“A burning-glass,” said Fay, “does not necessarily need to be solid. I intend to paste the edges together with plaster of Paris and fill the whole thing with clear water.”

“Going to make a sun-motor?” asked the artisan.

“Something like that. Wrap it in tissue paper. I don’t want to break it on my way to Pasadena.”

Having thus thrown off all clues, Fay carried the hollow lens to the studio. Saidee Isaacs had received the package, left it unopened on the dark-room floor and pinned a brief note to the table in the reception-room.

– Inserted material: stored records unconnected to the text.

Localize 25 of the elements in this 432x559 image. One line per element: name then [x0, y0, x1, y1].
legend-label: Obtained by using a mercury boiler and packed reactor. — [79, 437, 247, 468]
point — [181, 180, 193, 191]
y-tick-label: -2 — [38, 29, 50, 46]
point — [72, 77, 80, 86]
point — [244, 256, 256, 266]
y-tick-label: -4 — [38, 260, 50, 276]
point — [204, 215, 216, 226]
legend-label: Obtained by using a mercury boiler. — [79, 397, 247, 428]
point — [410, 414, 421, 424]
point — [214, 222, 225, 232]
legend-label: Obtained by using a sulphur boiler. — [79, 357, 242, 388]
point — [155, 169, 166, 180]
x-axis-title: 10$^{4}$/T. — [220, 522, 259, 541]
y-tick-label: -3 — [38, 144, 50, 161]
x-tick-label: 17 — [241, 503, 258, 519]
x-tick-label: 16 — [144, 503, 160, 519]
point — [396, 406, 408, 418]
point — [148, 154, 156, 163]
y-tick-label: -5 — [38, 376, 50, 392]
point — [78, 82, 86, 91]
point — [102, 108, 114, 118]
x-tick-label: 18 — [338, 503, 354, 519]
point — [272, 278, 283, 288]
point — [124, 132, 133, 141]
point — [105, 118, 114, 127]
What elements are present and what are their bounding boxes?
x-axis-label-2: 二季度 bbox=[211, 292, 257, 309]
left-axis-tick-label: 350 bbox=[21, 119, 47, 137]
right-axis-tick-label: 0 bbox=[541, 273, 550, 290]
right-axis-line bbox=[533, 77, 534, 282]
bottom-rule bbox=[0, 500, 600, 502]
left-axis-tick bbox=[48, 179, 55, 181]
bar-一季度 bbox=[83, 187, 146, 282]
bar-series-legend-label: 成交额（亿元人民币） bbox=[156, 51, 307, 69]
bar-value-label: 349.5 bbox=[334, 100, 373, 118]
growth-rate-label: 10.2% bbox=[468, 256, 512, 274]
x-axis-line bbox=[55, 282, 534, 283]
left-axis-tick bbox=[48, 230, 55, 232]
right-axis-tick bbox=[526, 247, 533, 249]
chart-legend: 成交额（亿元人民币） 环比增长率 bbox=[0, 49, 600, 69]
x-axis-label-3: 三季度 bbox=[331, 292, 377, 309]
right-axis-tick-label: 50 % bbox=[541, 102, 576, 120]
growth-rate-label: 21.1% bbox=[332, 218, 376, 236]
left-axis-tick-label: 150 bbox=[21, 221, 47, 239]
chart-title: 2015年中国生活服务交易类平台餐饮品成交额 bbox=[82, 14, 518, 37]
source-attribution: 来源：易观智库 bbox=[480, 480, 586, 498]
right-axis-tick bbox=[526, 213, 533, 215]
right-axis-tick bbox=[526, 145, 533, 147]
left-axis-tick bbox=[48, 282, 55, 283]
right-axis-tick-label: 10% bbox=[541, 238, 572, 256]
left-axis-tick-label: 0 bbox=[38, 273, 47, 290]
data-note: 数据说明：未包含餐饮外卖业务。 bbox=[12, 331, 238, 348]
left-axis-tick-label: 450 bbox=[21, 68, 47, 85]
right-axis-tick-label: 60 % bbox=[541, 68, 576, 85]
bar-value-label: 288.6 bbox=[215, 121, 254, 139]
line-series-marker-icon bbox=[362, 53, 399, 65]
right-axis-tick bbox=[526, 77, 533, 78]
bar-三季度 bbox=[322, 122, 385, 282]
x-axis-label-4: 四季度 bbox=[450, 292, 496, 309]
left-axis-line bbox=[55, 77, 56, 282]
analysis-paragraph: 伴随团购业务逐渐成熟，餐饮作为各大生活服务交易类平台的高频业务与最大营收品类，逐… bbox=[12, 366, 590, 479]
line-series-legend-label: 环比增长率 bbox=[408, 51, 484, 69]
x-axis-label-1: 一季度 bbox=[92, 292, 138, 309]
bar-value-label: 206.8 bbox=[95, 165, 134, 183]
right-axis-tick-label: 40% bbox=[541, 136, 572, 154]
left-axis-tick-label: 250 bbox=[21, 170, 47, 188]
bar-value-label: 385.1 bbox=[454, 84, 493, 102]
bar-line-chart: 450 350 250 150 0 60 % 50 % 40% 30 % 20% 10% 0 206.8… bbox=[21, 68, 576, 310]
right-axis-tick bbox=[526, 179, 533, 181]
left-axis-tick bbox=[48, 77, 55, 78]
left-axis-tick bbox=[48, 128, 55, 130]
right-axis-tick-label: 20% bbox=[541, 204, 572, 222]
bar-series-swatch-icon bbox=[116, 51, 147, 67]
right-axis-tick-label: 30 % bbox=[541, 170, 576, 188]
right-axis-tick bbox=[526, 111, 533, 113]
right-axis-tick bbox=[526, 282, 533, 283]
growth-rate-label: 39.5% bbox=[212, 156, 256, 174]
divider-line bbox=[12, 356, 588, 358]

“Gone for the day. Have a headache. Will be at my hotel if you want to call me up.”

Fay destroyed the note, took off his coat, tie and collar and started to work rigging the mirrors and the hollow lens upon a scaffolding beneath the skylight.

It was shortly after midnight when he finished adjusting the device to his satisfaction. He went to the window, peered out, saw the night-watchman talking with a uniformed policeman on the street-corner, and smiled with some slight degree of satisfaction.

The hole he cut directly over the vault and beneath the scaffolding was aimed to miss two floor-beams which he had located by a line of nail-heads. He reached, before dawn, the first and upper plate of vanadium steel which protected the vault. He cleared a square space and emptied the plaster and shavings in a box.

A neat trapdoor, hinged on the lower side, was the work of a silent hour wherein he used screws instead of nails on the hinges. He covered the floor with a matting, swept out the corners for chance evidence and washed up.

The arrangement of mirrors, the hollow lens, which had not yet been filled with water, the adjustable scaffolding beneath the skylight, all resembled a part of a photograph outfit designed to intensify the overhead rays of the California sun. The lens reminded Fay of a large goldfish bowl.